The Washington Post has been greatly embarrassed by the fact that its local editor Vernon Loeb was the ghost writer for the David Petraeus biography by Paula Broadwell and admits he was “clueless” about their sexual relationship. The paper is now making up for lost time.
On Thursday, the Post published an article that debunked claims by Petraeus, who was Obama’s CIA director, that he had never given Broadwell classified information. The story by Carol D. Leonnig, Sari Horwitz and Anne Gearan reveals that Petraeus aides and other high-ranking military officials were often tasked by Petraeus and other top commanders to provide sensitive military documents to Broadwell.
Although some have questioned the basis for the investigation, the Post confirms that the original FBI probe uncovered the fact that Broadwell sent e-mails demonstrating “access to detailed schedules for Petraeus and [General John] Allen, which raised concern about possible national security violations.”
Whether any of this information fell into the hands of America’s enemies remains to be seen.
However, Attorney General Eric Holder seems to have made up his mind. He said on November 15, “We made the determination as we were going through the matter that there was not a threat to national security.”

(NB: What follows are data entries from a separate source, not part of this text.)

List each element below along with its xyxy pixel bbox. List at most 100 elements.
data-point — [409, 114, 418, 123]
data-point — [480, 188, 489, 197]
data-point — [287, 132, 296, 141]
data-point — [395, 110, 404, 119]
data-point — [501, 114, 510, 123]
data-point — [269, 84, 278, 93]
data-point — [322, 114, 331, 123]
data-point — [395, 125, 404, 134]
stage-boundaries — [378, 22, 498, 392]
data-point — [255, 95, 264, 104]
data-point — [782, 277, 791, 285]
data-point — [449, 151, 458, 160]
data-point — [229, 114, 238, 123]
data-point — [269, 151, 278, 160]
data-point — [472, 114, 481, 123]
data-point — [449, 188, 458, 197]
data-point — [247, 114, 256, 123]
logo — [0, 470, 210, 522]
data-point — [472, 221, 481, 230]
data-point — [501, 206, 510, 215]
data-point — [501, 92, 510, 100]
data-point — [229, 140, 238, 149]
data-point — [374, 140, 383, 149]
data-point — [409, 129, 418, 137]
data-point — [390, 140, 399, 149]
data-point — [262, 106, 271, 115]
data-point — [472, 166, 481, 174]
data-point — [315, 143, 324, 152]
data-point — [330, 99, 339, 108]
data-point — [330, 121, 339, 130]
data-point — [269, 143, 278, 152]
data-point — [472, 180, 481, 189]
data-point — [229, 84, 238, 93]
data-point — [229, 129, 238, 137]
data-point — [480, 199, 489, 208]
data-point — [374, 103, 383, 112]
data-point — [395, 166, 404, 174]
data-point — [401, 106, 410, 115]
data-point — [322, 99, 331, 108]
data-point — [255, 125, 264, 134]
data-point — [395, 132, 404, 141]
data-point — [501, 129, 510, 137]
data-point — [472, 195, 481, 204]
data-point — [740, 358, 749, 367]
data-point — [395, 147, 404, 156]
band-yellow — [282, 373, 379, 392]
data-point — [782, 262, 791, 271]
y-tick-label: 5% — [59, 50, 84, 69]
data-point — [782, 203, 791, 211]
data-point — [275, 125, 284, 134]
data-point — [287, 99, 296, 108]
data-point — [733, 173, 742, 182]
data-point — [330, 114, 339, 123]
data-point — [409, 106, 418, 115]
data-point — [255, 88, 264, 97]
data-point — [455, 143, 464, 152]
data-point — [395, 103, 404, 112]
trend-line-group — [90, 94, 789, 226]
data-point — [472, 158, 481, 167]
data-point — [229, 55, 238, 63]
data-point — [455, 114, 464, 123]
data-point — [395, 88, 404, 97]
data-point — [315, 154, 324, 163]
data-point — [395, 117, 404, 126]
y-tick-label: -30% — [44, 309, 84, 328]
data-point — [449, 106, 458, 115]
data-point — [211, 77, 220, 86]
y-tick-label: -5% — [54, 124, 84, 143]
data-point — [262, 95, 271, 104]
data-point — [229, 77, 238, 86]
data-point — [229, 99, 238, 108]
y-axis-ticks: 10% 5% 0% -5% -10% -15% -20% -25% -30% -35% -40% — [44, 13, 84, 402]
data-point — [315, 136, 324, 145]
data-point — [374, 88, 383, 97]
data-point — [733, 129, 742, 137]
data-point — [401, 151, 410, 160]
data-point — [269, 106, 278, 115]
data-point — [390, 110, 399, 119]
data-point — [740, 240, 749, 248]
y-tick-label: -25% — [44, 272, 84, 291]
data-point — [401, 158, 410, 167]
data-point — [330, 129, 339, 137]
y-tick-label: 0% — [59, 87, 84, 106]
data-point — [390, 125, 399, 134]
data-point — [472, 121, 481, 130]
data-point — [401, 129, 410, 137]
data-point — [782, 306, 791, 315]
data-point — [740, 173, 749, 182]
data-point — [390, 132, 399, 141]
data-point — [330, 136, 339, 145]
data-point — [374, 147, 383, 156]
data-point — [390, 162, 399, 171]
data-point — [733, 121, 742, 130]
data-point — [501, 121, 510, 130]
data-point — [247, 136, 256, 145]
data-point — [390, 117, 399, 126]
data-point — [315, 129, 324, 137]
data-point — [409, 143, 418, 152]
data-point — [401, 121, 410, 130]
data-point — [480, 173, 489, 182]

The day before, Obama declared, “I have no evidence at this point from what I’ve seen that classified information was disclosed that in any way would have had a negative impact on our national security.”
But the Post reports that Broadwell turned over her computer to the FBI in late summer, “and agents discovered that it contained low-level classified material.” This is important because the FBI, at this time, did not inform Congress about the investigation. The Post goes on: “On Nov. 12, the FBI searched her home in Charlotte and carried away additional evidence that she had classified documents, law enforcement officials said.”
Of course, this raid took place after the election, and months after the discovery of sensitive information on Broadwell’s computer had already been made. The raid uncovered even more sensitive documents and the Post later acknowledged that “even low-level classified records typically cannot be kept on someone’s personal computer or in their home.”